Review by Giddy Pillai
Katie Noonan and I have something in common. We both fell head over heels for Jeff Buckley when we were teenagers. She was lucky enough to see him live in 1996, a year before he died, at the Seagull Club up at Tweed Heads. I was a little later to the party. When I was 14 my first boyfriend tried to win me over with a copy of Grace – the only studio album Buckley got to recording. From the opening seconds of Mojo Pin I was mesmerised. To say I was won over is an understatement (also this guy hid handwritten notes hidden all through the lyric booklet which was all kinds of adorable). The relationship may not have lasted, but for me, a lifelong love affair had begun. Grace got under my skin and right into my bones - the first album to speak to me on a soul level. Through it I discovered Leonard Cohen and Nina Simone, deep loves who, like Jeff, have stayed with me through my life. My dad introduced me to Tim Buckley – experimental psychedelic-folk icon and Jeff’s absent father – and I fell in love with his songs too. I had Grace on repeat as I studied for my law school exams, wishing I was anywhere else. I'm pretty sure it planted seeds that made me grow into a songwriter myself, all these years later.
I may have never got to experience Jeff Buckley live, but what a joy it was to experience Katie Noonan paying tribute to Grace on its 30th anniversary. I can't imagine there are many artists on earth with the guts and the skill to pull off a show like this. As a vocalist, Buckley has a place with the legends. He’s wildly expressive, dazzlingly dextrous, so connected that he seems almost infused with music. Grace is an hour-long trip full of wild artistry and pure passion – and, as Noonan breathlessly exclaims, ‘every song has a vocal range of about 5000 octaves’. But she too deserves a place with the legends. Breathtaking in agility and visceral in emotion, her voice scrapes the lowest lows then leaps to the highest highs, flipping effortlessly between raw, guttural tones and devastatingly angelic bell-like sounds. Like Buckley, she’s a phenomenally acrobatic vocalist, but it never feels like the point is to show off – rather, the vocal gymnastics are a conduit for what is essentially an hour of unadulterated feeling. I discover later that she says that Grace has been the single biggest influence on her musical journey. I’m not at all surprised.

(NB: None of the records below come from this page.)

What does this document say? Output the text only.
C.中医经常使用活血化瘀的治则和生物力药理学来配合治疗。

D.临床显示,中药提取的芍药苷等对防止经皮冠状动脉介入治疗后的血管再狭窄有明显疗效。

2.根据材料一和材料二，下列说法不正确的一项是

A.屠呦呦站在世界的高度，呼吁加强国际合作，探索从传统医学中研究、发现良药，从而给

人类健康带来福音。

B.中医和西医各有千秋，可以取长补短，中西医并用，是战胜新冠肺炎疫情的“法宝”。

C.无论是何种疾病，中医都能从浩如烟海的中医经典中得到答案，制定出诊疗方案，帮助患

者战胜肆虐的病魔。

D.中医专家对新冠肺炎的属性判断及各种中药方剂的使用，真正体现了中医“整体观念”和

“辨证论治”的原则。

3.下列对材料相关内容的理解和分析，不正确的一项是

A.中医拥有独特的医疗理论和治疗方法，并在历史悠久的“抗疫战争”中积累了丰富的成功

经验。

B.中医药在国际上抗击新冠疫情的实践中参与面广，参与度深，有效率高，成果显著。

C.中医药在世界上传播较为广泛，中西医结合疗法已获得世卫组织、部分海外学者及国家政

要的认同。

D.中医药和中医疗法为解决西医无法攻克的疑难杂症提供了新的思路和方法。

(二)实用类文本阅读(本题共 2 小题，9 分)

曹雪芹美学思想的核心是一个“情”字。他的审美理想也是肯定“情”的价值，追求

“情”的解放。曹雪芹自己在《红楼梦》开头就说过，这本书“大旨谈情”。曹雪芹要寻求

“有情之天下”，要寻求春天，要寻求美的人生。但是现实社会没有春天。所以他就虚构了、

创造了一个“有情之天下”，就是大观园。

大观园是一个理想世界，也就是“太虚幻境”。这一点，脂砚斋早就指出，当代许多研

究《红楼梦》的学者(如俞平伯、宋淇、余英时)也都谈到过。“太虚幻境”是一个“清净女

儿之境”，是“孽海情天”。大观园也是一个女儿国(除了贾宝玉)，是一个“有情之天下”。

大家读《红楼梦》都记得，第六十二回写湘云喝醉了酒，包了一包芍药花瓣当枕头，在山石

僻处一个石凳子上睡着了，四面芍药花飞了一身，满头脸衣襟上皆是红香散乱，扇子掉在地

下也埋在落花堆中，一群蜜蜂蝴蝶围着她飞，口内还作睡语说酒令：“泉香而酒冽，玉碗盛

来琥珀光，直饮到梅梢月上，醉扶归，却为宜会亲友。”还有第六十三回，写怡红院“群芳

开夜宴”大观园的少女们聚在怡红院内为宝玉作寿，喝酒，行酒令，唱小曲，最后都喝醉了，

With the albums I really love, I find that, even after countless listens, I seem to have a new experience every time. Songs that grabbed hold of my heart immediately can still manage to make me feel like I did when I first heard them, while songs that have always slipped under the radar for me can leap out years later and become new favourites. This is the feeling I have watching Noonan’s tribute. Her rendition of Hallelujah – the track that made me hold my breath for 7 minutes straight when I was 14 – hits me right in the heart, just like it did the very first time. This is all the more impressive given it’s a song that’s been covered so many times that it can feel like it’s impossible to put a new spin on it (it slipped under the radar when Leonard Cohen first released it in 1984, but soared in popularity after John Cale and Buckley released covers in the 1990s, and more than 300 artists have since released their own versions). My other favourite moments in Noonan’s tribute are her take on songs that have somehow never captured my full attention in my many (many, many) playthroughs of Grace. Her astounding vocal riffs at the end of So Real are more raw and more foregrounded than in Buckley’s version, and the effect is gut-wrenching. Her version of Eternal Life is an absolute banger. She really finds the fun in the song: the vocals are full of life, the lyrics seem to stand out more, and everyone on stage is perfectly in sync and seems like they’re having the time of their life.
Which brings me to Noonan’s band: Brandon Mamata and Matt Smith on guitars, Sarah King on violin and backing vocals, Steele Chabau on bass and Noonan’s son Dexter Hurren on drums. They’re phenomenal: magnetic, energetic and so tuned into each other. As a fan of Grace I really appreciate how their arrangements retain its iconic musical signatures, so my nostalgia feels satiated, while also adding in plenty of new shades and textures, so everything feels really fresh. It’s a perfect way to approach a homage. The show also owes a lot to beautiful sound design, which allows the loud moments to really swell and the intimate ones to really land, and striking lighting. Both help make the show feel like a truly polished live reimagining of Grace, rather than just a playthrough.
If this has read less like a review and more like the ravings of Katie Noonan's latest fangirl, then I've done an honest job and I apologise for nothing. Thank you, Katie, for this beautiful show. It’s one that’ll stay with me forever.